A Proteste encaminhou à Anatel um pedido de revisão das tarifas da telefonia fixa com base na redução de metas de universalização e a verificação, pela própria agência, de subsídios cruzados entre o STFC e os serviços de acesso à internet. A entidade de defesa dos consumidores lembra que há um saldo, até aqui a favor das empresas, decorrente de obrigações previstas das metas previstas em 2008, no que foi apelidado de PGMU 2,5.

A entidade já encaminhara pedido semelhante em 2009, mas na época a Anatel respondera que ainda estavam sendo elaboradas as novas metas e, especialmente, os aditivos aos contratos de concessão. Como os contratos já foram prorrogados, a Proteste repete o pedido, incluindo argumentos oriundos do novo documento.
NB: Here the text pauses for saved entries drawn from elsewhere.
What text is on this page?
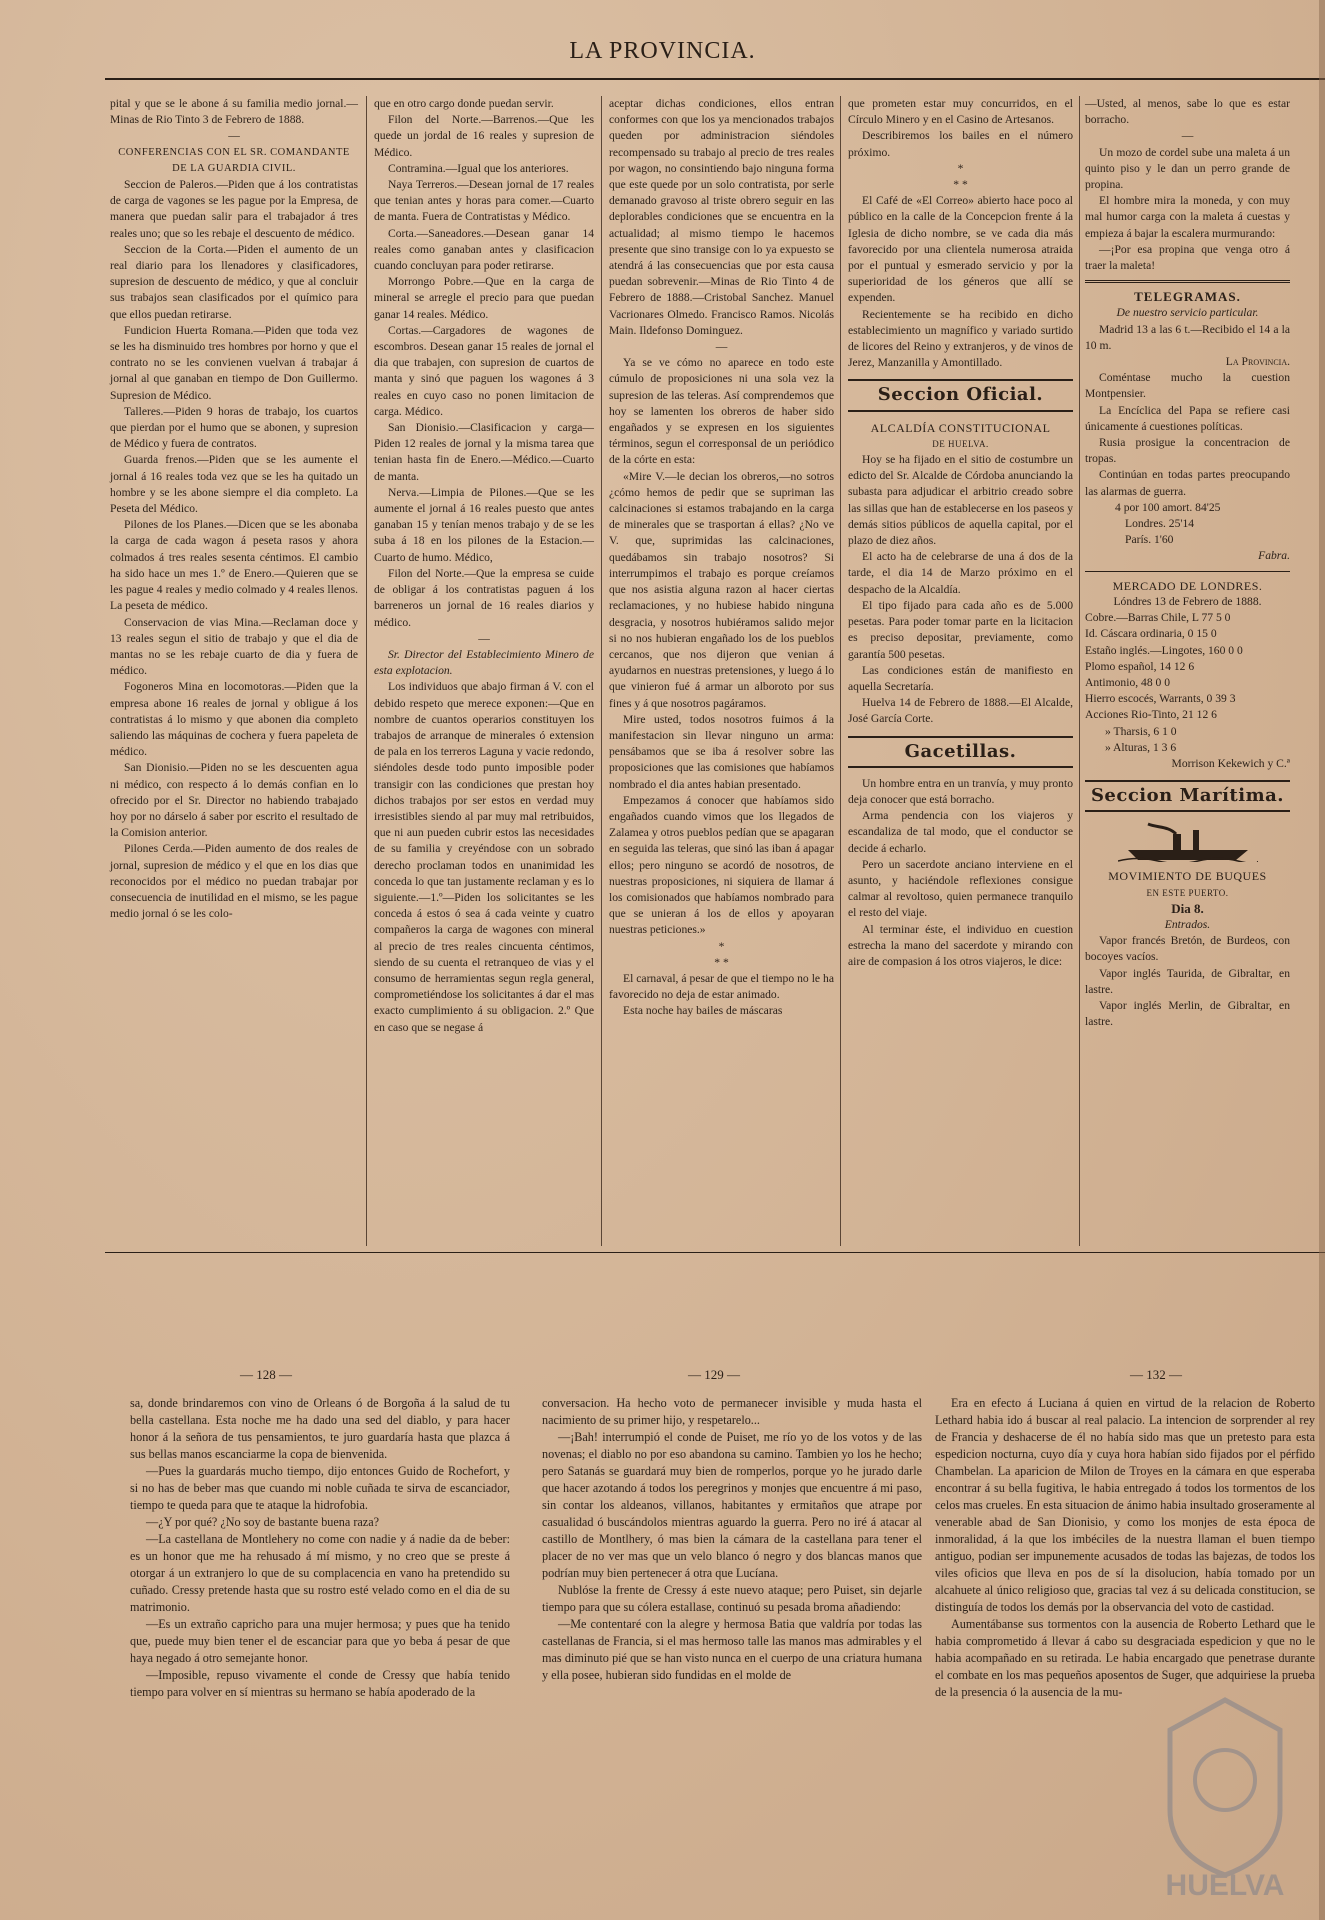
LA PROVINCIA.

pital y que se le abone á su familia medio jornal.—Minas de Rio Tinto 3 de Febrero de 1888.

—

CONFERENCIAS CON EL SR. COMANDANTE DE LA GUARDIA CIVIL.

Seccion de Paleros.—Piden que á los contratistas de carga de vagones se les pague por la Empresa, de manera que puedan salir para el trabajador á tres reales uno; que so les rebaje el descuento de médico.

Seccion de la Corta.—Piden el aumento de un real diario para los llenadores y clasificadores, supresion de descuento de médico, y que al concluir sus trabajos sean clasificados por el químico para que ellos puedan retirarse.

Fundicion Huerta Romana.—Piden que toda vez se les ha disminuido tres hombres por horno y que el contrato no se les convienen vuelvan á trabajar á jornal al que ganaban en tiempo de Don Guillermo. Supresion de Médico.

Talleres.—Piden 9 horas de trabajo, los cuartos que pierdan por el humo que se abonen, y supresion de Médico y fuera de contratos.

Guarda frenos.—Piden que se les aumente el jornal á 16 reales toda vez que se les ha quitado un hombre y se les abone siempre el dia completo. La Peseta del Médico.

Pilones de los Planes.—Dicen que se les abonaba la carga de cada wagon á peseta rasos y ahora colmados á tres reales sesenta céntimos. El cambio ha sido hace un mes 1.º de Enero.—Quieren que se les pague 4 reales y medio colmado y 4 reales llenos. La peseta de médico.

Conservacion de vias Mina.—Reclaman doce y 13 reales segun el sitio de trabajo y que el dia de mantas no se les rebaje cuarto de dia y fuera de médico.

Fogoneros Mina en locomotoras.—Piden que la empresa abone 16 reales de jornal y obligue á los contratistas á lo mismo y que abonen dia completo saliendo las máquinas de cochera y fuera papeleta de médico.

San Dionisio.—Piden no se les descuenten agua ni médico, con respecto á lo demás confian en lo ofrecido por el Sr. Director no habiendo trabajado hoy por no dárselo á saber por escrito el resultado de la Comision anterior.

Pilones Cerda.—Piden aumento de dos reales de jornal, supresion de médico y el que en los dias que reconocidos por el médico no puedan trabajar por consecuencia de inutilidad en el mismo, se les pague medio jornal ó se les colo-

que en otro cargo donde puedan servir.

Filon del Norte.—Barrenos.—Que les quede un jordal de 16 reales y supresion de Médico.

Contramina.—Igual que los anteriores.

Naya Terreros.—Desean jornal de 17 reales que tenian antes y horas para comer.—Cuarto de manta. Fuera de Contratistas y Médico.

Corta.—Saneadores.—Desean ganar 14 reales como ganaban antes y clasificacion cuando concluyan para poder retirarse.

Morrongo Pobre.—Que en la carga de mineral se arregle el precio para que puedan ganar 14 reales. Médico.

Cortas.—Cargadores de wagones de escombros. Desean ganar 15 reales de jornal el dia que trabajen, con supresion de cuartos de manta y sinó que paguen los wagones á 3 reales en cuyo caso no ponen limitacion de carga. Médico.

San Dionisio.—Clasificacion y carga—Piden 12 reales de jornal y la misma tarea que tenian hasta fin de Enero.—Médico.—Cuarto de manta.

Nerva.—Limpia de Pilones.—Que se les aumente el jornal á 16 reales puesto que antes ganaban 15 y tenían menos trabajo y de se les suba á 18 en los pilones de la Estacion.—Cuarto de humo. Médico,

Filon del Norte.—Que la empresa se cuide de obligar á los contratistas paguen á los barreneros un jornal de 16 reales diarios y médico.

—

Sr. Director del Establecimiento Minero de esta explotacion.

Los individuos que abajo firman á V. con el debido respeto que merece exponen:—Que en nombre de cuantos operarios constituyen los trabajos de arranque de minerales ó extension de pala en los terreros Laguna y vacie redondo, siéndoles desde todo punto imposible poder transigir con las condiciones que prestan hoy dichos trabajos por ser estos en verdad muy irresistibles siendo al par muy mal retribuidos, que ni aun pueden cubrir estos las necesidades de su familia y creyéndose con un sobrado derecho proclaman todos en unanimidad les conceda lo que tan justamente reclaman y es lo siguiente.—1.º—Piden los solicitantes se les conceda á estos ó sea á cada veinte y cuatro compañeros la carga de wagones con mineral al precio de tres reales cincuenta céntimos, siendo de su cuenta el retranqueo de vias y el consumo de herramientas segun regla general, comprometiéndose los solicitantes á dar el mas exacto cumplimiento á su obligacion. 2.º Que en caso que se negase á

aceptar dichas condiciones, ellos entran conformes con que los ya mencionados trabajos queden por administracion siéndoles recompensado su trabajo al precio de tres reales por wagon, no consintiendo bajo ninguna forma que este quede por un solo contratista, por serle demanado gravoso al triste obrero seguir en las deplorables condiciones que se encuentra en la actualidad; al mismo tiempo le hacemos presente que sino transige con lo ya expuesto se atendrá á las consecuencias que por esta causa puedan sobrevenir.—Minas de Rio Tinto 4 de Febrero de 1888.—Cristobal Sanchez. Manuel Vacrionares Olmedo. Francisco Ramos. Nicolás Main. Ildefonso Dominguez.

—

Ya se ve cómo no aparece en todo este cúmulo de proposiciones ni una sola vez la supresion de las teleras. Así comprendemos que hoy se lamenten los obreros de haber sido engañados y se expresen en los siguientes términos, segun el corresponsal de un periódico de la córte en esta:

«Mire V.—le decian los obreros,—no sotros ¿cómo hemos de pedir que se supriman las calcinaciones si estamos trabajando en la carga de minerales que se trasportan á ellas? ¿No ve V. que, suprimidas las calcinaciones, quedábamos sin trabajo nosotros? Si interrumpimos el trabajo es porque creíamos que nos asistia alguna razon al hacer ciertas reclamaciones, y no hubiese habido ninguna desgracia, y nosotros hubiéramos salido mejor si no nos hubieran engañado los de los pueblos cercanos, que nos dijeron que venian á ayudarnos en nuestras pretensiones, y luego á lo que vinieron fué á armar un alboroto por sus fines y á que nosotros pagáramos.

Mire usted, todos nosotros fuimos á la manifestacion sin llevar ninguno un arma: pensábamos que se iba á resolver sobre las proposiciones que las comisiones que habíamos nombrado el dia antes habian presentado.

Empezamos á conocer que habíamos sido engañados cuando vimos que los llegados de Zalamea y otros pueblos pedían que se apagaran en seguida las teleras, que sinó las iban á apagar ellos; pero ninguno se acordó de nosotros, de nuestras proposiciones, ni siquiera de llamar á los comisionados que habíamos nombrado para que se unieran á los de ellos y apoyaran nuestras peticiones.»

*
* *

El carnaval, á pesar de que el tiempo no le ha favorecido no deja de estar animado.

Esta noche hay bailes de máscaras

que prometen estar muy concurridos, en el Círculo Minero y en el Casino de Artesanos.

Describiremos los bailes en el número próximo.

*
* *

El Café de «El Correo» abierto hace poco al público en la calle de la Concepcion frente á la Iglesia de dicho nombre, se ve cada dia más favorecido por una clientela numerosa atraida por el puntual y esmerado servicio y por la superioridad de los géneros que allí se expenden.

Recientemente se ha recibido en dicho establecimiento un magnífico y variado surtido de licores del Reino y extranjeros, y de vinos de Jerez, Manzanilla y Amontillado.

Seccion Oficial.

ALCALDÍA CONSTITUCIONAL

DE HUELVA.

Hoy se ha fijado en el sitio de costumbre un edicto del Sr. Alcalde de Córdoba anunciando la subasta para adjudicar el arbitrio creado sobre las sillas que han de establecerse en los paseos y demás sitios públicos de aquella capital, por el plazo de diez años.

El acto ha de celebrarse de una á dos de la tarde, el dia 14 de Marzo próximo en el despacho de la Alcaldía.

El tipo fijado para cada año es de 5.000 pesetas. Para poder tomar parte en la licitacion es preciso depositar, previamente, como garantía 500 pesetas.

Las condiciones están de manifiesto en aquella Secretaría.

Huelva 14 de Febrero de 1888.—El Alcalde, José García Corte.

Gacetillas.

Un hombre entra en un tranvía, y muy pronto deja conocer que está borracho.

Arma pendencia con los viajeros y escandaliza de tal modo, que el conductor se decide á echarlo.

Pero un sacerdote anciano interviene en el asunto, y haciéndole reflexiones consigue calmar al revoltoso, quien permanece tranquilo el resto del viaje.

Al terminar éste, el individuo en cuestion estrecha la mano del sacerdote y mirando con aire de compasion á los otros viajeros, le dice:

—Usted, al menos, sabe lo que es estar borracho.

—

Un mozo de cordel sube una maleta á un quinto piso y le dan un perro grande de propina.

El hombre mira la moneda, y con muy mal humor carga con la maleta á cuestas y empieza á bajar la escalera murmurando:

—¡Por esa propina que venga otro á traer la maleta!

TELEGRAMAS.

De nuestro servicio particular.

Madrid 13 a las 6 t.—Recibido el 14 a la 10 m.

La Provincia.

Coméntase mucho la cuestion Montpensier.

La Encíclica del Papa se refiere casi únicamente á cuestiones políticas.

Rusia prosigue la concentracion de tropas.

Continúan en todas partes preocupando las alarmas de guerra.

4 por 100 amort. 84'25

Londres. 25'14

París. 1'60

Fabra.

MERCADO DE LONDRES.

Lóndres 13 de Febrero de 1888.

Cobre.—Barras Chile, L 77 5 0

Id. Cáscara ordinaria, 0 15 0

Estaño inglés.—Lingotes, 160 0 0

Plomo español, 14 12 6

Antimonio, 48 0 0

Hierro escocés, Warrants, 0 39 3

Acciones Rio-Tinto, 21 12 6

» Tharsis, 6 1 0

» Alturas, 1 3 6

Morrison Kekewich y C.ª

Seccion Marítima.

MOVIMIENTO DE BUQUES

EN ESTE PUERTO.

Dia 8.

Entrados.

Vapor francés Bretón, de Burdeos, con bocoyes vacíos.

Vapor inglés Taurida, de Gibraltar, en lastre.

Vapor inglés Merlin, de Gibraltar, en lastre.

— 128 —	— 129 —	— 132 —

sa, donde brindaremos con vino de Orleans ó de Borgoña á la salud de tu bella castellana. Esta noche me ha dado una sed del diablo, y para hacer honor á la señora de tus pensamientos, te juro guardaría hasta que plazca á sus bellas manos escanciarme la copa de bienvenida.

—Pues la guardarás mucho tiempo, dijo entonces Guido de Rochefort, y si no has de beber mas que cuando mi noble cuñada te sirva de escanciador, tiempo te queda para que te ataque la hidrofobia.

—¿Y por qué? ¿No soy de bastante buena raza?

—La castellana de Montlehery no come con nadie y á nadie da de beber: es un honor que me ha rehusado á mí mismo, y no creo que se preste á otorgar á un extranjero lo que de su complacencia en vano ha pretendido su cuñado. Cressy pretende hasta que su rostro esté velado como en el dia de su matrimonio.

—Es un extraño capricho para una mujer hermosa; y pues que ha tenido que, puede muy bien tener el de escanciar para que yo beba á pesar de que haya negado á otro semejante honor.

—Imposible, repuso vivamente el conde de Cressy que había tenido tiempo para volver en sí mientras su hermano se había apoderado de la

conversacion. Ha hecho voto de permanecer invisible y muda hasta el nacimiento de su primer hijo, y respetarelo...

—¡Bah! interrumpió el conde de Puiset, me río yo de los votos y de las novenas; el diablo no por eso abandona su camino. Tambien yo los he hecho; pero Satanás se guardará muy bien de romperlos, porque yo he jurado darle que hacer azotando á todos los peregrinos y monjes que encuentre á mi paso, sin contar los aldeanos, villanos, habitantes y ermitaños que atrape por casualidad ó buscándolos mientras aguardo la guerra. Pero no iré á atacar al castillo de Montlhery, ó mas bien la cámara de la castellana para tener el placer de no ver mas que un velo blanco ó negro y dos blancas manos que podrían muy bien pertenecer á otra que Lucíana.

Nublóse la frente de Cressy á este nuevo ataque; pero Puiset, sin dejarle tiempo para que su cólera estallase, continuó su pesada broma añadiendo:

—Me contentaré con la alegre y hermosa Batia que valdría por todas las castellanas de Francia, si el mas hermoso talle las manos mas admirables y el mas diminuto pié que se han visto nunca en el cuerpo de una criatura humana y ella posee, hubieran sido fundidas en el molde de

Era en efecto á Luciana á quien en virtud de la relacion de Roberto Lethard habia ido á buscar al real palacio. La intencion de sorprender al rey de Francia y deshacerse de él no había sido mas que un pretesto para esta espedicion nocturna, cuyo día y cuya hora habían sido fijados por el pérfido Chambelan. La aparicion de Milon de Troyes en la cámara en que esperaba encontrar á su bella fugitiva, le habia entregado á todos los tormentos de los celos mas crueles. En esta situacion de ánimo habia insultado groseramente al venerable abad de San Dionisio, y como los monjes de esta época de inmoralidad, á la que los imbéciles de la nuestra llaman el buen tiempo antiguo, podian ser impunemente acusados de todas las bajezas, de todos los viles oficios que lleva en pos de sí la disolucion, había tomado por un alcahuete al único religioso que, gracias tal vez á su delicada constitucion, se distinguía de todos los demás por la observancia del voto de castidad.

Aumentábanse sus tormentos con la ausencia de Roberto Lethard que le habia comprometido á llevar á cabo su desgraciada espedicion y que no le habia acompañado en su retirada. Le habia encargado que penetrase durante el combate en los mas pequeños aposentos de Suger, que adquiriese la prueba de la presencia ó la ausencia de la mu-

HUELVA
Isso porque em comparação com o que a agência vinha propondo como metas de universalização, o resultado efetivo foi inferior. Por exemplo, haverá redução no número de orelhões no país, para não mencionar o fato de que algumas obrigações, como a telefonia rural, ainda depende de um leilão, da faixa de 450 MHz, cujo resultado, por enquanto, é imprevisível. Apesar disso, não houve movimento pela redução tarifária na assinatura das prorrogações dos contratos.

“Entendemos que este fato reflete forte desequilíbrio econômico financeiro em desfavor dos consumidores, na medida em que as obrigações de universalização foram fortemente reduzidas, considerando-se o que constou da primeira proposta submetida à consulta pública em março de 2009”, sustenta a Proteste.

Além disso, entende ser “indiscutível, por conseguinte, a existência de um saldo vultoso decorrente da troca de metas – de PST para backhaul – em favor das concessionárias que, na pior das hipóteses, é de R$ 1 bilhão e, na melhor, de R$ 453 milhões, causando enorme desequilíbrio econômico financeiro em prejuízo dos consumidores”. Assim, “não há obrigações de universalização de expansão de infraestrutura necessária para o STFC que justifique a manutenção da atual estrutura tarifária do Plano Básico”.

Para completar, a Proteste lembra que a aprovação da lei que abre o mercado de TV por assinatura às teles – já incorporada aos contratos, de onde foram retiradas as vedações à atuação nesse setor diretamente ou por coligadas ou controladas – “ampliará de forma significativa as receitas dessas empresas”.